We believe that it is increasingly important for young people to be able work with, and appreciate, peers from cultural, linguistic and socio-economic backgrounds different from their own. Likewise, it is crucial for young people to navigate their day-to-day lives knowing that there are many possible “correct” perspectives besides their own, and feeling a personal need for social justice and equality. Yet many young people do not have the opportunity to develop relationships with others from vastly different backgrounds. For other students, “diversity” is an abstract concept that doesn’t touch their personal lives, even though it’s touted by adults around them. Springboard Residencies provide a framework for meaningful engagement across cultural, socio-economic and linguistic boundaries. Youth from urban and suburban schools work together on tangible projects in which each person has a stake, to which each person contributes substantially, and from which all derive a feeling of capability and accomplishment.

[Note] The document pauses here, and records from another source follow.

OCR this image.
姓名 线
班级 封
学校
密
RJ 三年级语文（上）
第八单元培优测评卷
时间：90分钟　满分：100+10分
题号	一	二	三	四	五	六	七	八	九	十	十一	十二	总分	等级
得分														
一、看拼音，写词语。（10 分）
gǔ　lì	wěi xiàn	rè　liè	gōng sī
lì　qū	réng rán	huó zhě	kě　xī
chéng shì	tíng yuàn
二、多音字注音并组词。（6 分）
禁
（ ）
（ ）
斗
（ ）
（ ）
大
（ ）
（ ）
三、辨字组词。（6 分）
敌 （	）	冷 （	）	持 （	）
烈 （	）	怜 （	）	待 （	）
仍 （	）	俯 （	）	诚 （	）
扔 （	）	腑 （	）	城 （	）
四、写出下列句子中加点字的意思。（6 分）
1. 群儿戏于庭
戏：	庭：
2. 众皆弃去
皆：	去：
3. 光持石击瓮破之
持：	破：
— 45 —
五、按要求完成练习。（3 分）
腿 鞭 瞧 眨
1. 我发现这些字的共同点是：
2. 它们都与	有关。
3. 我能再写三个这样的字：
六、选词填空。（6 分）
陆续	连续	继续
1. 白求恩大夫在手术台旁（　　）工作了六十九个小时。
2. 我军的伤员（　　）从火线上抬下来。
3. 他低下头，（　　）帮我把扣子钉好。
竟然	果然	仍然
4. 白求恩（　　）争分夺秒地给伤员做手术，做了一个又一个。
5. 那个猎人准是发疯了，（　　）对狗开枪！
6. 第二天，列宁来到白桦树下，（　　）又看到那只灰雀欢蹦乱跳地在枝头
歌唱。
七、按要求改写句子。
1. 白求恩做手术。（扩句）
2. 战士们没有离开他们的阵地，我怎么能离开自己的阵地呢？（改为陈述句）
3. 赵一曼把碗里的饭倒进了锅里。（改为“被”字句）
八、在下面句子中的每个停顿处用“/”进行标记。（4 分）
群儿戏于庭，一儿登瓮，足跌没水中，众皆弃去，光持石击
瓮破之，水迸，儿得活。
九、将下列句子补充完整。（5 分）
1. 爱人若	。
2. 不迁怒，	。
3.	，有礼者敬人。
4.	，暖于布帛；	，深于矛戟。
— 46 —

"In the long term, both residency and performance gave legitimacy and merit to our overall education goal. Because it was such a successful process with such an overwhelmingly positive outcome, it lends credibility to our continued efforts to expand our educational outreach. And, it should encourage continued giving to the theater.
The residency certainly made strong impact not only on the students but also the faculty and staff. The reaction was so solidly affirming — even students who as a general rule don’t speak up or engage were doing just that by the end of the residency sessions.
The performance made a lasting impact on our patrons. It was thought provoking and not soon forgotten. This was a highly skilled style of musical storytelling, a unique departure from the ordinary, and it surpassed attendance expectation.
Guy Mendilow was not only a pleasure to work with, his process and product exceeded expectations. The ensemble was worldly, interesting and humble. Such a treat for us to have the opportunity to present."
— Erin Butler, Executive Director, Wyo Theater, Sheridan, WY
Additional Videos & Podcast Interviews
M.M. Longy School of Music; International Certificate, Dalcroze Eurhythmics, Longy School of Music; B.A. Oberlin College
Guy Mendilow is Director of Music and Education for the Guy Mendilow Ensemble, "An international tour de force” (Bethlehem Morning Call) from the Middle-East, South and North America. The Ensemble combines world-class musicianship with cinematic storytelling in shows that “explode with artistry, refinement, and excitement” (Hebrew Union College), whisking audiences to distant times and picturesque places to stir highly resonant connections to contemporary struggles and dilemmas.
The Guy Mendilow Ensemble was distinguished by the National Endowment for the Arts for public engagement with diverse and excellent art and the strengthening of communities through the arts, and is the recipient of grant awards from foundations like The Boston Foundation, New England Foundation for the Arts, Arts Midwest and Western Arts Alliance.
Alongside performance, Mendilow is active in music education, pursuing Dalcroze Education as a means of cultivating musicality while fostering vital skills such as deep focus and the sense of contribution, capability and belonging that together form esteem. Mendilow designs custom artist residencies for leading performing arts organizations like Celebrity Series of Boston and including innovative storytelling/songwriting projects with at-risk populations.
Mendilow’s research interests include music and culture of Sephardic communities of Salónica,in the early twentieth century.
Mendilow is a guest artist-lecturer in universities across the U.S. including Harvard University, Cornell University, Brandeis University, Oberlin College, University of Oregon and the University of Washington, leads children's workshops in schools worldwide and directs the Dalcroze School of Boston, offering Dalcroze Education for children and adults in the Boston area.